AES Looking For Drones And Robotics Solutions To Improve The Safety And Availability Of Its Plants

The AES Corporation (NYSE:AES) today announced the advancement of its efforts to lead transformation in the energy industry with an open innovation contest targeted at improving the safety and increasing availability of power plants through unmanned inspections in extreme heat.

Andrés Gluski, AES President and CEO, said, "AES takes our mission of improving lives seriously and recognizes that today's energy solutions must evolve to meet tomorrow's needs. Engaging and collaborating with great thinkers outside our company and industry allows us to extend our internal innovation capabilities to create the best solutions for the future."

AES has a history of innovation in the industry, starting with the company's founding as one of the U.S.'s first independent power producers and continuing through today as the world's leading provider of energy storage solutions through its Advancion® product and leading user of drone-based applications in the electricity sector. The company remains committed to its efforts to turn ideas into real solutions by focusing on three areas that impact its ability to improve lives: developing a clean, unbreakable grid; creating a safer, smarter workplace; and considering the full energy value chain when seeking solutions to meet the challenges of growing communities and economies around the world.

To further its efforts to create a safer, smarter workplace, AES is launching an Open Innovation Contest in partnership with NineSigma, a company with extensive external resources and connections to accelerate innovation.

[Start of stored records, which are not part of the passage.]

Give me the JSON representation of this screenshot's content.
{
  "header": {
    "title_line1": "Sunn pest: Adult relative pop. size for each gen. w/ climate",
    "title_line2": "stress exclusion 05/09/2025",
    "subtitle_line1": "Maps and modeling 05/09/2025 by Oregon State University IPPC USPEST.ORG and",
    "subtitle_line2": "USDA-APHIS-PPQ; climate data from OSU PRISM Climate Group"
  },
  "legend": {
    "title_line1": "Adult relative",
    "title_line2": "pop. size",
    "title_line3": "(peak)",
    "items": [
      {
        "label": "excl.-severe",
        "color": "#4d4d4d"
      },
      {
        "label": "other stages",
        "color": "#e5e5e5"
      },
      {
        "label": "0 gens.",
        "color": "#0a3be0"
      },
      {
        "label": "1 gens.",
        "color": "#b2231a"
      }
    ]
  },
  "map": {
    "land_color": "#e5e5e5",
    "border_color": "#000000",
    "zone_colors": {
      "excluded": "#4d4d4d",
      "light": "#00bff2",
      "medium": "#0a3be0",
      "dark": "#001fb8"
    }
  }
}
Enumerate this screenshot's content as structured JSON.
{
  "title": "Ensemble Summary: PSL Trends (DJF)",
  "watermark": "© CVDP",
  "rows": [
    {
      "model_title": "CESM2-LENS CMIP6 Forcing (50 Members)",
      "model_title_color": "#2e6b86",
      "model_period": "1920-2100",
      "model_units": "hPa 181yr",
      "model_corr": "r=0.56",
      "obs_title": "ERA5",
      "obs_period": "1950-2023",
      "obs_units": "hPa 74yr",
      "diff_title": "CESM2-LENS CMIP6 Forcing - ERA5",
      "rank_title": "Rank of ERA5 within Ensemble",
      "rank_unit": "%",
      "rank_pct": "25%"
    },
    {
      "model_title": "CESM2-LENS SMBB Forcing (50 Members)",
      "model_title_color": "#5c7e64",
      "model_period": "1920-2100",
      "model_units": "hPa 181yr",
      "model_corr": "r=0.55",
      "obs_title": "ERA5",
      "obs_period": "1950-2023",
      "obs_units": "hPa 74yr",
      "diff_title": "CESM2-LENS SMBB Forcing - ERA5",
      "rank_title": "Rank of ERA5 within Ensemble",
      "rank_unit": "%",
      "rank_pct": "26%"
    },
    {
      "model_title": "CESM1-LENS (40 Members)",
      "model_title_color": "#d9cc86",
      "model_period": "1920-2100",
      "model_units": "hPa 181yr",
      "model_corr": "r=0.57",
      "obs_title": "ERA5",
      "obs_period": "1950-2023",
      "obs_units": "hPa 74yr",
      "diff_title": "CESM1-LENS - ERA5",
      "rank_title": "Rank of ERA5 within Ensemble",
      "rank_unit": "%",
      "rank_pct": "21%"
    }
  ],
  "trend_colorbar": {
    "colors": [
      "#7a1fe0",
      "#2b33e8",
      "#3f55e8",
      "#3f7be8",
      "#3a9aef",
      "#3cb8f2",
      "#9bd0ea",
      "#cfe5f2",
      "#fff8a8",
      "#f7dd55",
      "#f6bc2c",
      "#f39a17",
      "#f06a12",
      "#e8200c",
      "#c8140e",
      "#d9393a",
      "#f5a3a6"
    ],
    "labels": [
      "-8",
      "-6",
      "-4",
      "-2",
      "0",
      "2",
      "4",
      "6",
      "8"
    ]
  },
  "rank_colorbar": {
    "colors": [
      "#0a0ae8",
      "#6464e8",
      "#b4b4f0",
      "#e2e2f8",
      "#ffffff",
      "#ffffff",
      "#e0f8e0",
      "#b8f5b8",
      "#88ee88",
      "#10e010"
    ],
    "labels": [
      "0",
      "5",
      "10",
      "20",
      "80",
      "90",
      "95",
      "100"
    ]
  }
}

It is estimated that more than 20,000 MW of generation capacity is offline globally at all times due in part to outage-related inspections, reducing the ability of electric grids to absorb variable renewable sources like wind and solar. These outages represent $1B in lost power capacity, nearly the energy consumption in the state of Virginia every year. Electricity generation can require extreme heat conditions. When a system failure occurs that halts electricity generation and we need to inspect and repair equipment, we must wait until temperatures reach a sufficiently low level for someone with personal protective equipment to enter the confined space safely to inspect and repair the equipment. It not only can be hazardous work, but also increases the time it takes the company to begin generating electricity again.